Tokyo firebombing victims plan to sue government
TOKYO, Oct 30 (Reuters) Victims of US firebombing raids on Tokyo in World War Two are among about 100 people who planto seek compensation from the Japanese government for startingthe war and taking too long to stop it, the group's lawyer said today.
One of the worst incendiary bombings of Tokyo took place just moments after midnight on March 10, 1945, engulfing the capital in a firestorm and killing an estimated 100,000.
At least 138 people, some of them survivors of the firebombing and others relatives of those killed, plan to demand 10 million yen each and a government apology.
''The government began an invasive war, and by the time of the firebombing things were not going well. They should have been able to predict that something like that would happen,'' said Taketoshi Nakayama, the group's chief lawyer.

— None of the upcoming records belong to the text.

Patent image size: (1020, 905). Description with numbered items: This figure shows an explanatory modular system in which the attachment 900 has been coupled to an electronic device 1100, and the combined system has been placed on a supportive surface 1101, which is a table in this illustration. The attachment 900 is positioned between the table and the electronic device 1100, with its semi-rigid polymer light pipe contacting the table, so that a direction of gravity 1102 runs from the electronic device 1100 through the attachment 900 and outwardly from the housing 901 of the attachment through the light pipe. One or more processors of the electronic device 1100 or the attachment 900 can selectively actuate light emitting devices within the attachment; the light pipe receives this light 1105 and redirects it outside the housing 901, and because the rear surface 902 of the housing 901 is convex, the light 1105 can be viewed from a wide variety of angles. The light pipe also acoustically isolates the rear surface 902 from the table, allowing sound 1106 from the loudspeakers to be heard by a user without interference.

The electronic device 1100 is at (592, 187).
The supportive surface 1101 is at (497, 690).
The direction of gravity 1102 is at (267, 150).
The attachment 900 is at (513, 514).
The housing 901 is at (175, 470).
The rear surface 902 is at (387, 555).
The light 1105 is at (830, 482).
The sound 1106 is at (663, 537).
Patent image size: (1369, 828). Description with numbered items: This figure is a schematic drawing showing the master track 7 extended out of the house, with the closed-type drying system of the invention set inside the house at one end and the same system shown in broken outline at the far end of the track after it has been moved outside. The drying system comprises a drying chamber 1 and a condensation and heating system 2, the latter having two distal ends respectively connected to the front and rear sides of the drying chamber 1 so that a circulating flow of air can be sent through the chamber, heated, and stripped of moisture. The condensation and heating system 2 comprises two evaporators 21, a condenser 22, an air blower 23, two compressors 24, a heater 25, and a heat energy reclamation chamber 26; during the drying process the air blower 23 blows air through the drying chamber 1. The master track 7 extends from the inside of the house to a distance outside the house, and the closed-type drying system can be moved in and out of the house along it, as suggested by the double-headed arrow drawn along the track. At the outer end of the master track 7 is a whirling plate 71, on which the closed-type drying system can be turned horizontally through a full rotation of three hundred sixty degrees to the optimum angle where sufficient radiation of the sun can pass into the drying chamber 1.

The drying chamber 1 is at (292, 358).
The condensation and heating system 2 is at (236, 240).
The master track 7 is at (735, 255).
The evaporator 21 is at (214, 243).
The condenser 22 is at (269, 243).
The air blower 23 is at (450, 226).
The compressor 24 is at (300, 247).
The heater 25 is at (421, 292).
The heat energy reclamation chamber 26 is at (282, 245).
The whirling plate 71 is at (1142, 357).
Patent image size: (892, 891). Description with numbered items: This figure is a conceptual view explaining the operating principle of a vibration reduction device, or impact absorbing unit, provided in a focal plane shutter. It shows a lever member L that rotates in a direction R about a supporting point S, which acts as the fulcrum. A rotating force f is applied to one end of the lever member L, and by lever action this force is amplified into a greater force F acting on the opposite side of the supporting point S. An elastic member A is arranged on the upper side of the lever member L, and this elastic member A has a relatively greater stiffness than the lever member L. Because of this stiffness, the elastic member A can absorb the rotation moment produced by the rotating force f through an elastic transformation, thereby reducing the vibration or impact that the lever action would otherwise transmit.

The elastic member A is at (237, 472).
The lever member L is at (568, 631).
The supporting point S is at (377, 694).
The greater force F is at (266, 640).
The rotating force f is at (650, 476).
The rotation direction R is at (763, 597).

''If they'd stopped the war sooner, neither the firebombing nor the atomic bombings of Hiroshima and Nagasaki (in August 1945) would have taken place,'' he added.
The plaintiffs, who intend to file suit next March 9, say the government has offered compensation for the war only to military veterans and their relatives, violating constitutional principles of equality.
The only similar previous suit was filed by two women demanding government compensation over the bombing of the central city of Nagoya.
The Supreme Court rejected that suit in 1987, ruling: ''In an emergency situation where the fate of the nation is at stake, people just have to endure.'' Nakayama said the latest suit was being filed now because the survivors of the bombing were growing older.
He said the number of plaintiffs was likely to rise by the time the suit was filed. ''After all, there were 100,000 dead, and many people want to raise questions about national responsibility.'' Survivors and relatives of those who died in Tokyo firebombings on other dates as well as those from other cities would also take part, Nakayama said.
Debate about war responsibility in Japan remains a touchy issue, frequently raised by Asian neighbours China and South Korea, which say Japan has not squarely faced up to its wartime aggression and colonisation.
In 1990, Hitoshi Motoshima, then mayor of Nagasaki, was shot and injured by a right-wing extremist angered by his remarks that wartime emperor Hirohito, father of the current emperor, bore some responsibility for the war.
But Prime Minister Shinzo Abe, in a nod to Beijing and Seoul before visits there earlier this month, told a parliamentary panel that wartime leaders, including his cabinet minister grandfather Nobusuke Kishi, had ''great responsibility'' for starting the war.